Health Reform Watch: Congress Passes ‘Doc Fix,’ Revisiting McAllen

Congress gave Medicare doctors a one-year reprieve from a looming pay cut this week. On Thursday, legislators passed a bill that will stave off a 25 percent cut in the Medicare reimbursement rate, which they paid for by shifting money from insurance subsidies in the health care reform law. Health correspondent Betty Ann Bowser explains how the bill works.

McAllen, Tex. Revisited

Last year, McAllen, Texas became the poster city for America’s broken health care system when New Yorker writer Atul Gawande published an article describing how Medicare paid nearly twice as much per patient for health care there as in nearby El Paso. He blamed the difference on a medical culture in which McAllen doctors ordered more unnecessary tests and treatments, at least partially for profit. Soon, the New York Times reported, the article became “required reading” for White House staffers working on health reform.

But a study published this week in the journal Health Affairs found that the private insurer Blue Cross/Blue Shield paid no more for its customers’ care in McAllen than it paid in El Paso. The study authors told NPR that the data suggest that private insurers may sometimes be better at controlling costs than Medicare.

HHS Will Waive New Requirements for Some Insurers

The Department of Health and Human Services has issued 222 waivers so far exempting “mini-med” health plans from following new requirements in the health reform law. The move has triggered debate over whether the low-cost, low-benefit plans for many workers in the fast-food and retail sector, which sometimes offer coverage limits as low as $2,000 per year, are better than no insurance at all.

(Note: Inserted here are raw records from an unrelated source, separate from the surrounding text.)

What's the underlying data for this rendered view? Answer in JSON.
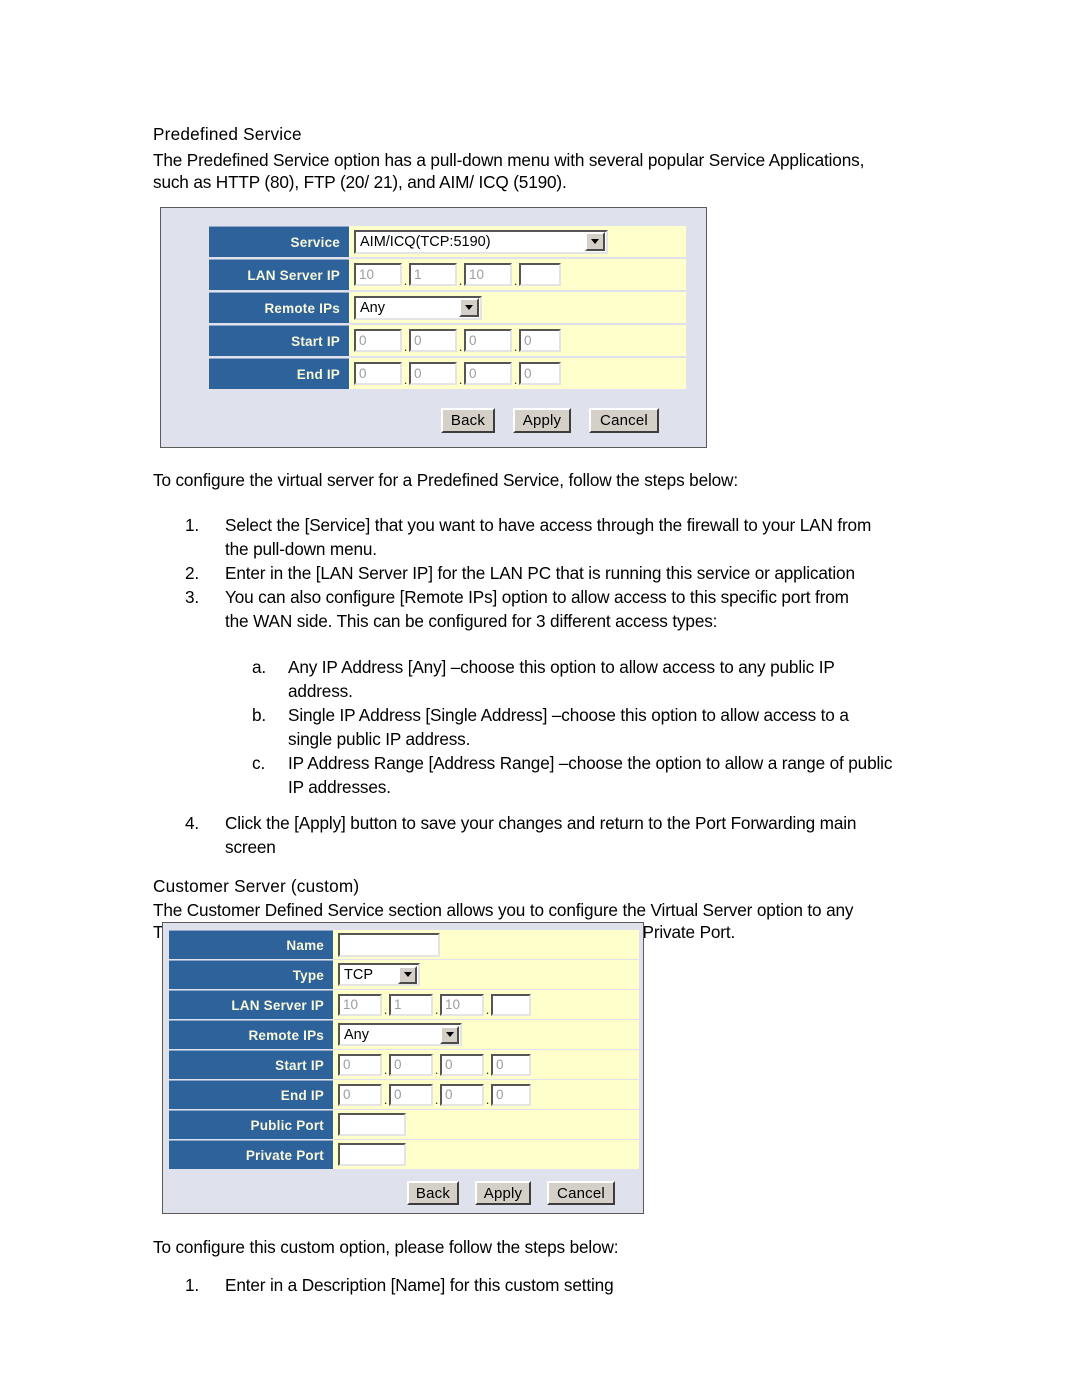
{
  "sections": {
    "predefined_heading": "Predefined Service",
    "predefined_intro_line1": "The Predefined Service option has a pull-down menu with several popular Service Applications,",
    "predefined_intro_line2": "such as HTTP (80), FTP (20/ 21), and AIM/ ICQ (5190).",
    "predefined_steps_intro": "To configure the virtual server for a Predefined Service, follow the steps below:",
    "custom_heading": "Customer Server (custom)",
    "custom_intro_line1": "The Customer Defined Service section allows you to configure the Virtual Server option to any",
    "custom_intro_line2": "Traffic type (TCP/ UDP/ TCP and UDP), any Public Port, and any Private Port.",
    "custom_steps_intro": "To configure this custom option, please follow the steps below:"
  },
  "predefined_steps": [
    {
      "marker": "1.",
      "line1": "Select the [Service] that you want to have access through the firewall to your LAN from",
      "line2": "the pull-down menu."
    },
    {
      "marker": "2.",
      "line1": "Enter in the [LAN Server IP] for the LAN PC that is running this service or application",
      "line2": ""
    },
    {
      "marker": "3.",
      "line1": "You can also configure [Remote IPs] option to allow access to this specific port from",
      "line2": "the WAN side.  This can be configured for 3 different access types:"
    }
  ],
  "predefined_substeps": [
    {
      "marker": "a.",
      "line1": "Any IP Address [Any] –choose this option to allow access to any public IP",
      "line2": "address."
    },
    {
      "marker": "b.",
      "line1": "Single IP Address [Single Address] –choose this option to allow access to a",
      "line2": "single public IP address."
    },
    {
      "marker": "c.",
      "line1": "IP Address Range [Address Range] –choose the option to allow a range of public",
      "line2": "IP addresses."
    }
  ],
  "predefined_step4": {
    "marker": "4.",
    "line1": "Click the [Apply] button to save your changes and return to the Port Forwarding main",
    "line2": "screen"
  },
  "custom_steps": [
    {
      "marker": "1.",
      "line1": "Enter in a Description [Name] for this custom setting",
      "line2": ""
    }
  ],
  "panel_predefined": {
    "rows": {
      "service_label": "Service",
      "lan_server_ip_label": "LAN Server IP",
      "remote_ips_label": "Remote IPs",
      "start_ip_label": "Start IP",
      "end_ip_label": "End IP"
    },
    "service_value": "AIM/ICQ(TCP:5190)",
    "remote_ips_value": "Any",
    "lan_server_ip": [
      "10",
      "1",
      "10",
      ""
    ],
    "start_ip": [
      "0",
      "0",
      "0",
      "0"
    ],
    "end_ip": [
      "0",
      "0",
      "0",
      "0"
    ],
    "buttons": {
      "back": "Back",
      "apply": "Apply",
      "cancel": "Cancel"
    }
  },
  "panel_custom": {
    "rows": {
      "name_label": "Name",
      "type_label": "Type",
      "lan_server_ip_label": "LAN Server IP",
      "remote_ips_label": "Remote IPs",
      "start_ip_label": "Start IP",
      "end_ip_label": "End IP",
      "public_port_label": "Public Port",
      "private_port_label": "Private Port"
    },
    "name_value": "",
    "type_value": "TCP",
    "remote_ips_value": "Any",
    "lan_server_ip": [
      "10",
      "1",
      "10",
      ""
    ],
    "start_ip": [
      "0",
      "0",
      "0",
      "0"
    ],
    "end_ip": [
      "0",
      "0",
      "0",
      "0"
    ],
    "public_port_value": "",
    "private_port_value": "",
    "buttons": {
      "back": "Back",
      "apply": "Apply",
      "cancel": "Cancel"
    }
  },
  "colors": {
    "label_blue": "#2e629b",
    "field_yellow": "#ffffcc",
    "panel_bg": "#dfe1ec",
    "button_face": "#d4d0c8",
    "label_text": "#f7f7da"
  }
}
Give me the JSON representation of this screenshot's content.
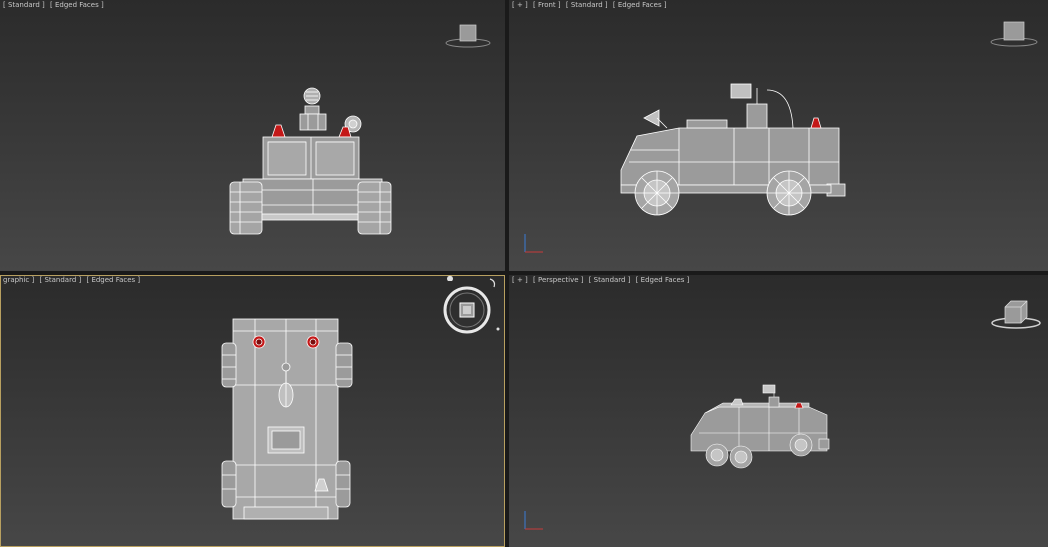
{
  "viewports": {
    "top_left": {
      "label_parts": [
        "[ Standard ]",
        "[ Edged Faces ]"
      ]
    },
    "top_right": {
      "label_parts": [
        "[ + ]",
        "[ Front ]",
        "[ Standard ]",
        "[ Edged Faces ]"
      ]
    },
    "bottom_left": {
      "label_parts": [
        "graphic ]",
        "[ Standard ]",
        "[ Edged Faces ]"
      ]
    },
    "bottom_right": {
      "label_parts": [
        "[ + ]",
        "[ Perspective ]",
        "[ Standard ]",
        "[ Edged Faces ]"
      ]
    }
  },
  "colors": {
    "viewport_bg_top": "#2b2b2b",
    "viewport_bg_bottom": "#474747",
    "active_border": "#b8a060",
    "wireframe": "#ffffff",
    "mesh_fill": "#a9a9a9",
    "siren_red": "#c41818"
  }
}
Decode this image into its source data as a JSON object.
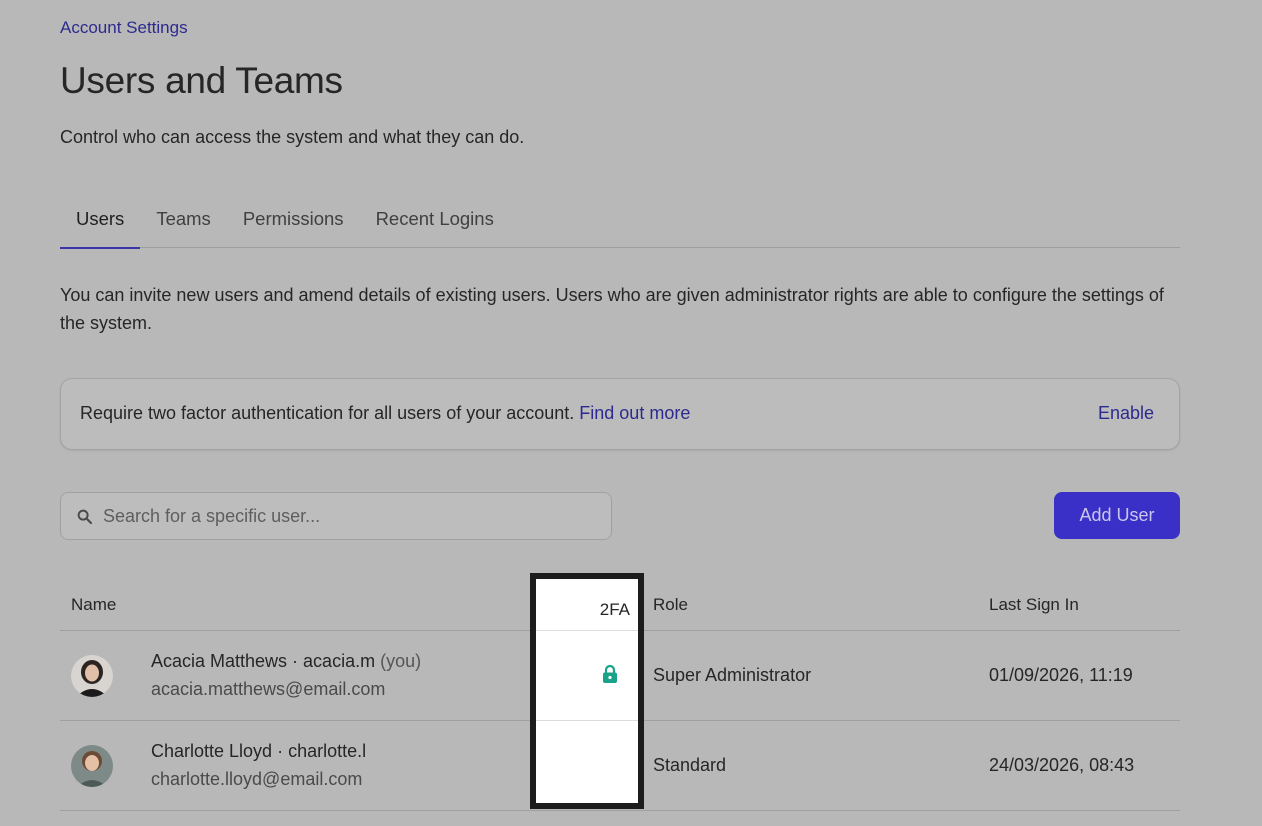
{
  "breadcrumb": "Account Settings",
  "page": {
    "title": "Users and Teams",
    "subtitle": "Control who can access the system and what they can do."
  },
  "tabs": [
    {
      "label": "Users",
      "active": true
    },
    {
      "label": "Teams",
      "active": false
    },
    {
      "label": "Permissions",
      "active": false
    },
    {
      "label": "Recent Logins",
      "active": false
    }
  ],
  "intro": "You can invite new users and amend details of existing users. Users who are given administrator rights are able to configure the settings of the system.",
  "banner": {
    "text": "Require two factor authentication for all users of your account.",
    "link": "Find out more",
    "action": "Enable"
  },
  "search": {
    "placeholder": "Search for a specific user...",
    "icon": "search-icon"
  },
  "add_user": "Add User",
  "table": {
    "headers": {
      "name": "Name",
      "twofa": "2FA",
      "role": "Role",
      "last_sign_in": "Last Sign In"
    },
    "rows": [
      {
        "name": "Acacia Matthews · acacia.m",
        "you": "(you)",
        "email": "acacia.matthews@email.com",
        "twofa_icon": "lock-icon",
        "role": "Super Administrator",
        "last_sign_in": "01/09/2026, 11:19"
      },
      {
        "name": "Charlotte Lloyd · charlotte.l",
        "you": "",
        "email": "charlotte.lloyd@email.com",
        "twofa_icon": "",
        "role": "Standard",
        "last_sign_in": "24/03/2026, 08:43"
      }
    ]
  },
  "colors": {
    "accent": "#3a30c8",
    "link": "#2d2a8f",
    "lock": "#1aa38a",
    "background": "#b8b8b8"
  }
}
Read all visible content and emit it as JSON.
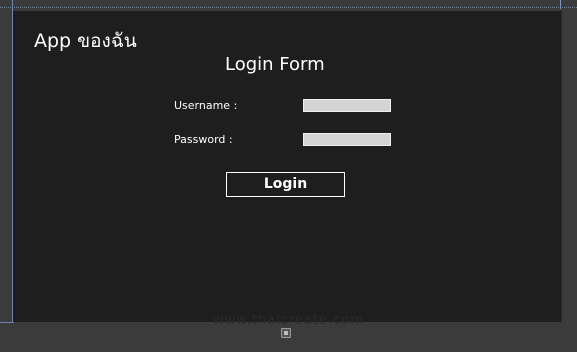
{
  "app": {
    "title": "App ของฉัน"
  },
  "form": {
    "title": "Login Form",
    "username_label": "Username :",
    "username_value": "",
    "password_label": "Password :",
    "password_value": "",
    "login_label": "Login"
  },
  "device": {
    "home_button_icon": "windows-logo-icon",
    "watermark": "www.thaicreate.com"
  },
  "colors": {
    "screen_background": "#1e1e1e",
    "device_frame": "#3b3b3b",
    "text": "#ffffff",
    "textbox": "#d4d4d4"
  }
}
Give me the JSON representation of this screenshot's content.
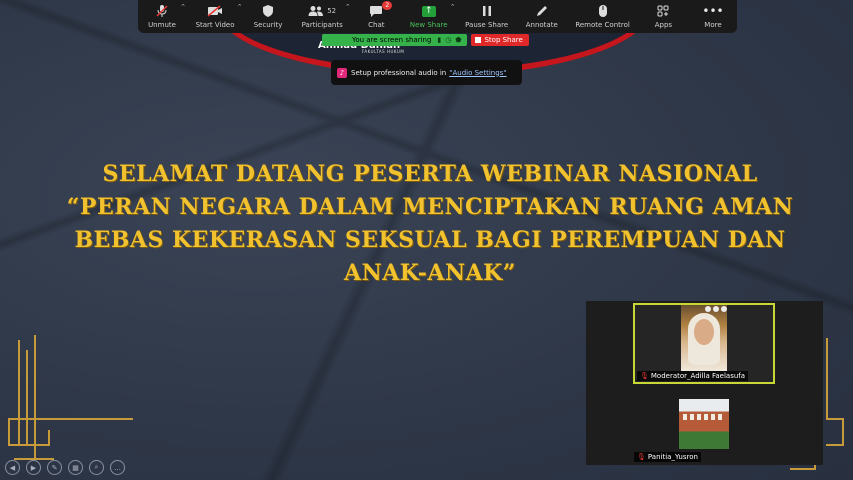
{
  "toolbar": {
    "items": [
      {
        "label": "Unmute",
        "icon": "mic-muted-icon"
      },
      {
        "label": "Start Video",
        "icon": "video-off-icon"
      },
      {
        "label": "Security",
        "icon": "shield-icon"
      },
      {
        "label": "Participants",
        "icon": "participants-icon",
        "count": "52"
      },
      {
        "label": "Chat",
        "icon": "chat-icon",
        "badge": "2"
      },
      {
        "label": "New Share",
        "icon": "share-arrow-icon"
      },
      {
        "label": "Pause Share",
        "icon": "pause-icon"
      },
      {
        "label": "Annotate",
        "icon": "pencil-icon"
      },
      {
        "label": "Remote Control",
        "icon": "mouse-icon"
      },
      {
        "label": "Apps",
        "icon": "apps-icon"
      },
      {
        "label": "More",
        "icon": "more-icon"
      }
    ]
  },
  "share_bar": {
    "status": "You are screen sharing",
    "stop_label": "Stop Share"
  },
  "banner": {
    "name": "Ahmad Dahlan",
    "sub": "FAKULTAS HUKUM"
  },
  "audio_tip": {
    "text": "Setup professional audio in",
    "link": "\"Audio Settings\""
  },
  "slide": {
    "lines": [
      "SELAMAT DATANG PESERTA WEBINAR NASIONAL",
      "“PERAN NEGARA DALAM MENCIPTAKAN RUANG AMAN",
      "BEBAS KEKERASAN SEKSUAL BAGI PEREMPUAN DAN",
      "ANAK-ANAK”"
    ]
  },
  "participants": [
    {
      "name": "Moderator_Adilla Faelasufa",
      "muted": true
    },
    {
      "name": "Panitia_Yusron",
      "muted": true
    }
  ],
  "colors": {
    "accent_green": "#35b24a",
    "stop_red": "#e02828",
    "title_gold": "#f2c12e",
    "active_speaker": "#c9d736"
  }
}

Those exempted so far include insurers like Aetna and fast-food chains like Waffle House and Denny’s.

Kaiser Health News reports that new federal regulations issued Thursday say that the exempted plans will have to tell their customers that the plans don’t meet the new federal requirements, and let them know by how much the plans fall short.

Life Expectancy Dip: Trend or Blip?

Life expectancy in the U.S. dropped slightly in 2008, from 77.9 to 77.8 years – a difference of about one month – according to a report released Thursday by the National Center for Health Statistics. It’s the first time since 1993 that that number has fallen. But the report’s authors say its not clear whether the drop is the beginning of a trend or a statistical blip.

“I would take this with a grain of salt,” statistician Arialdi Minino, who worked on the report, told the Washington Post. “These are preliminary numbers. You can never tell whether this is a little blip or some trend that will stay there and linger there for some time. You can’t tell until you have more data points.”